Hello World in ARM assembly on Apple Silicon

I believe that knowing the basics of the level of abstraction beneath your software stack is a useful way to understand how and why your stack works. I also just find low-level control of hardware interesting and fun.

For those reasons, I wanted to write a simple “Hello, World!” program in assembly. I’ve read more x64 assembly than ARM so I thought I’d try writing ARM assembly to run on my M1 Mac.

The general form of an ARM assembly instruction is mnemonic destination, source1, source2, where

For example, to add two numbers, you’d write,

add X0, #5, #10

This adds the immediate values 5 and 10, and stores the result in register X0. Immediate values are prefixed with # to distinguish them from register names, which are generally prefixed with W for 32-bit registers and X for 64-bit registers.

(Note, the syntax highlighting treats immediate values as comments, but they’re not!)

To add two registers, X1 and X2, into X0 you’d write,

add X0, X1, X2

Hello, World!

On Unix-like systems, “everything is a file” and MacOS is no exception. That means writing to standard output is just writing to file descriptor 1. The syscall we need to use to write into the file descriptor is,

4	AUE_NULL	ALL	{ user_ssize_t write(int fd, user_addr_t cbuf, user_size_t nbyte); }

To invoke it, we need to set up the registers,

The code to do that is,

_print:
  mov X0, #1 // Move file descriptor 1 (stdout) into X0
  adr X1, message // Load the address of the message into X1
  mov X2, #message_length // Move the length of the message into X2
  mov X16, #4 // Move 4 (syscall number for write) into X16
  svc 0 // Execute software interrupt to invoke the syscall

message: .ascii "Hello, World!\n"
message_length = . - message

The message label points to the memory storing the ASCII string “Hello, World!\n”. The message_length is calculated as the address of the end of the message subtract the address of the start of the message, which gives the length in bytes, so if the message changes, the length will automatically update.

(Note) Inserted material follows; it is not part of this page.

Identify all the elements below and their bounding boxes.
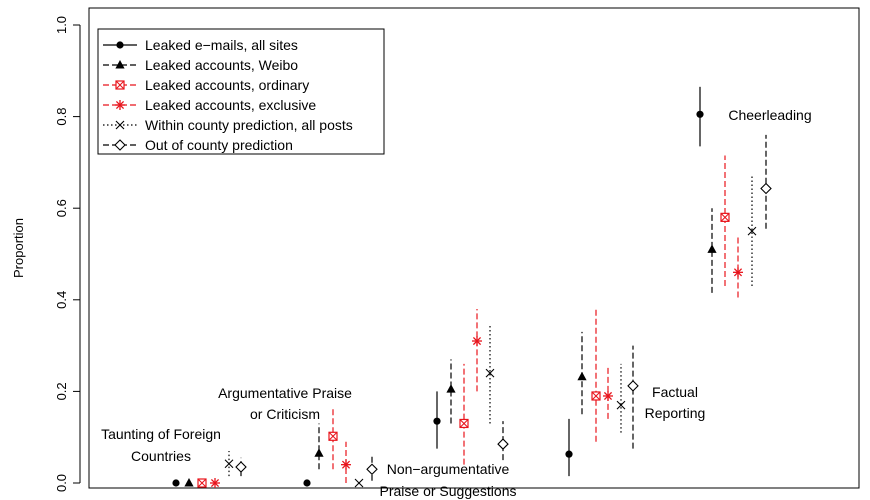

That’s the majority of the code. The remainder is declaring the entry point and terminating the program.

To declare the entry point, we use the .global directive with the label for the entry point, _main.

.global _main // Declare the entry point
.align 2  // Align to a 2-byte boundary

_main:
_print:
  mov X0, #1
  adr X1, message
  mov X2, #message_length
  mov X16, #4
  svc 0

message: .ascii "Hello, World!\n"
message_length = . - message

Note, labels are not like functions that return once finished. They ‘fall through’, meaning that if you don’t jump to another label, the next instruction will be executed. This is why we can write _main: and then immediately _print: without needing to jump to it. For more complex control flow, you can use subroutines and bl.

To terminate the program, we need to call the exit syscall in much the same way as we called write. It’s defined as,

1	AUE_EXIT	ALL	{ void exit(int rval) NO_SYSCALL_STUB; }

Which requires the registers set up as follows:

_terminate:
  mov X0, #0 // Move 0 into X0 to indicate success
  mov X16, #1 // Move 1 (syscall number for exit) into X16
  svc 0 // Execute software interrupt to invoke the syscall

Putting the whole program together,

.global _main // Declare the entry point
.align 2  // Align to a 2-byte boundary

_main:
_print:
  mov X0, #1
  adr X1, message
  mov X2, #message_length
  mov X16, #4
  svc 0

_terminate:
  mov X0, #0
  mov X16, #1
  svc 0

message: .ascii "Hello, World!\n"
message_length = . - message

The easiest way to compile and link the code is using clang,

clang -o hello_world hello_world.s -arch arm64

Alternatively, you can use as and ld directly,

as -o hello_world.o hello_world.s -arch arm64
ld hello_world.o -o hello_world -l System -syslibroot `xcrun -sdk macosx --show-sdk-path`

Then run the program with,

./hello_world

All being well, “Hello, World!” should be printed to the terminal.